"Partygate", l'affaire qui menace Boris Johnson

Grande-Bretagne : la police aurait influencé un rapport sur le dossier du "Partygate"

J.M
Publié le 28 janvier 2022 à 22h22
Grande-Bretagne : la police aurait influencé un rapport sur le dossier du "Partygate"

Source : Matt Dunham / POOL / AFP

Depuis le 30 novembre 2021, Boris Johnson est sous le feu des projecteurs avec la polémique du "Partygate".
La police londonienne aurait un impact considérable sur la publication intégrale du rapport.
Ces nouvelles révélations fragilisent encore plus la place du Premier ministre.

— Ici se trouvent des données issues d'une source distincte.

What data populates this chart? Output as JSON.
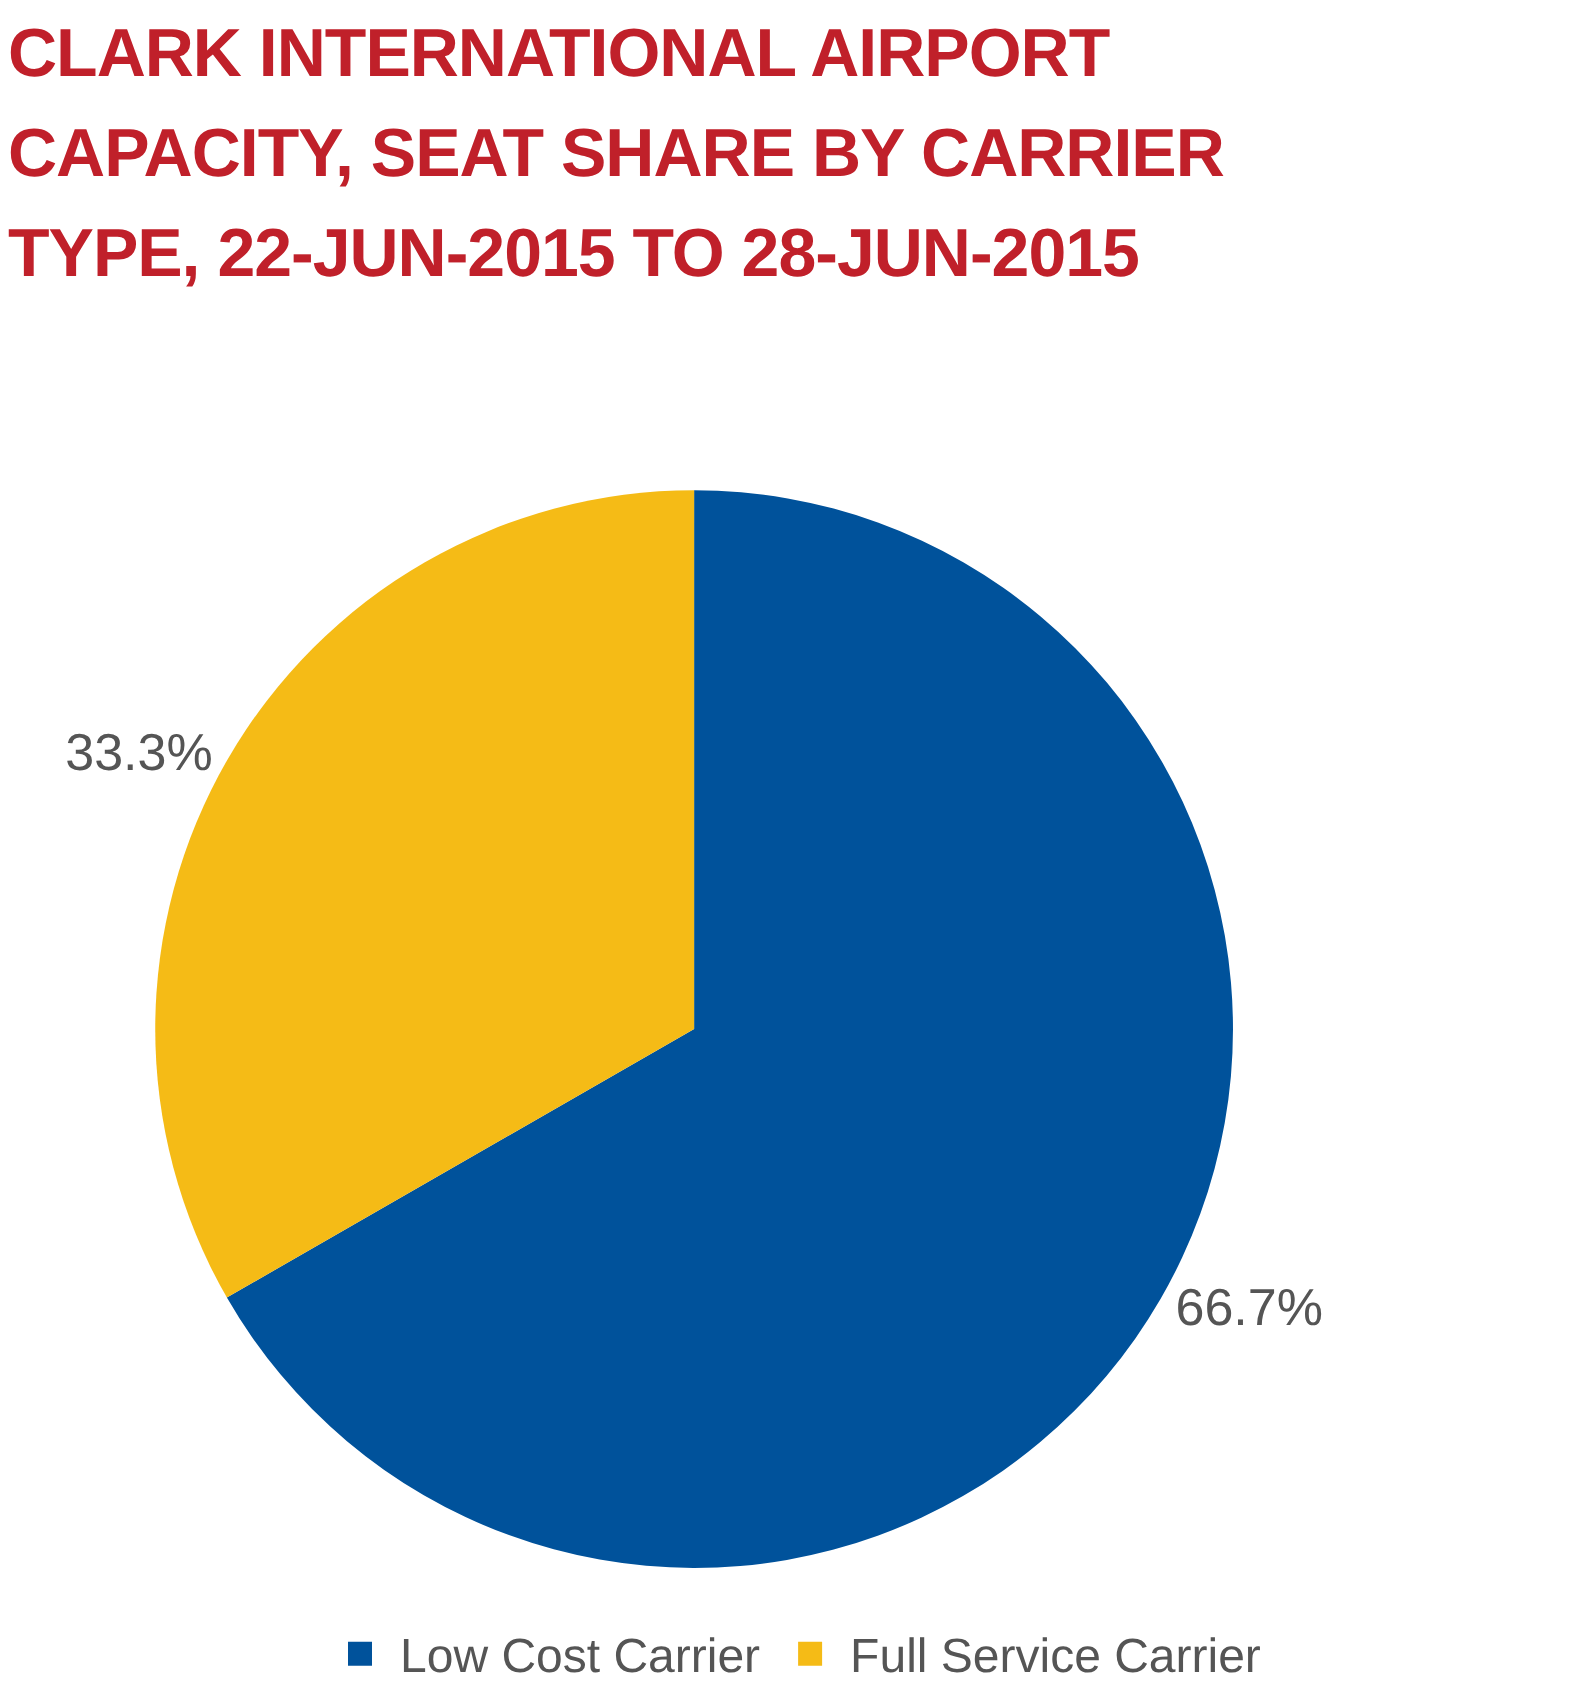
{
  "chart_data": {
    "type": "pie",
    "title": "CLARK INTERNATIONAL AIRPORT CAPACITY, SEAT SHARE BY CARRIER TYPE, 22-JUN-2015 TO 28-JUN-2015",
    "categories": [
      "Low Cost Carrier",
      "Full Service Carrier"
    ],
    "values": [
      66.7,
      33.3
    ],
    "value_labels": [
      "66.7%",
      "33.3%"
    ],
    "colors": [
      "#00529b",
      "#f5bb16"
    ],
    "legend": "bottom"
  }
}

Si Boris Johnson ne cesse de répéter publiquement ses excuses après l’organisation de fêtes dans sa résidence principale lors des différents confinements, l’affaire du "Partygate" connaît un nouveau rebondissement. 

La police britannique aurait demandé la suppression d’éléments clés du rapport de la haute fonctionnaire Sue Gray. Cette dernière, qui a le destin de Boris Johnson entre ses mains, a rédigé un rapport administratif sur les pots de départ, garden parties, les fêtes de fin d’année qui ont eu lieu au 10 Downing Street depuis le début de la pandémie du Covid-19. Le rapport n'a toujours pas été publié.

La police londonienne enquête à son tour

L’attente du public, de la presse, mais aussi de la classe politique, ne cesse de croître de jour en jour et la publication du rapport traîne. La police aurait demandé à censurer certaines parties de ce rapport interne, ce qui a provoqué l’indignation des partis politiques de l’opposition qui réclament une publication du rapport dans son intégralité.

La responsable de la Metropolitan Police de Londres, Cressida Dick, avait déclaré devant des médias britanniques que certains de ses agents enquêtaient actuellement sur un certain nombre de "violations potentielles des règles liées au Covid-19", lors de fêtes à la résidence principale du Premier ministre.

"Pour les événements faisant l'objet d'une enquête par la Met (police de Londres), nous avons demandé de n'en faire qu'une référence minimale dans le rapport du Cabinet Office (l’enquête de Sue Gray)", a ajouté la Metropolitan Police de Londres dans communiqué.

Même si les membres du gouvernement ont tenté de dégonfler la polémique, les opposants les plus farouches du Premier ministre ne se sont pas privés de réagir sur les réseaux sociaux indiquant que Boris Johnson cherche à "cacher la vérité". Pour le porte-parole de "Covid-19 Bereaved Families for Justice", l’impact de la police sur le dossier a "brisé la confiance que le public avait pour les forces de l’ordre."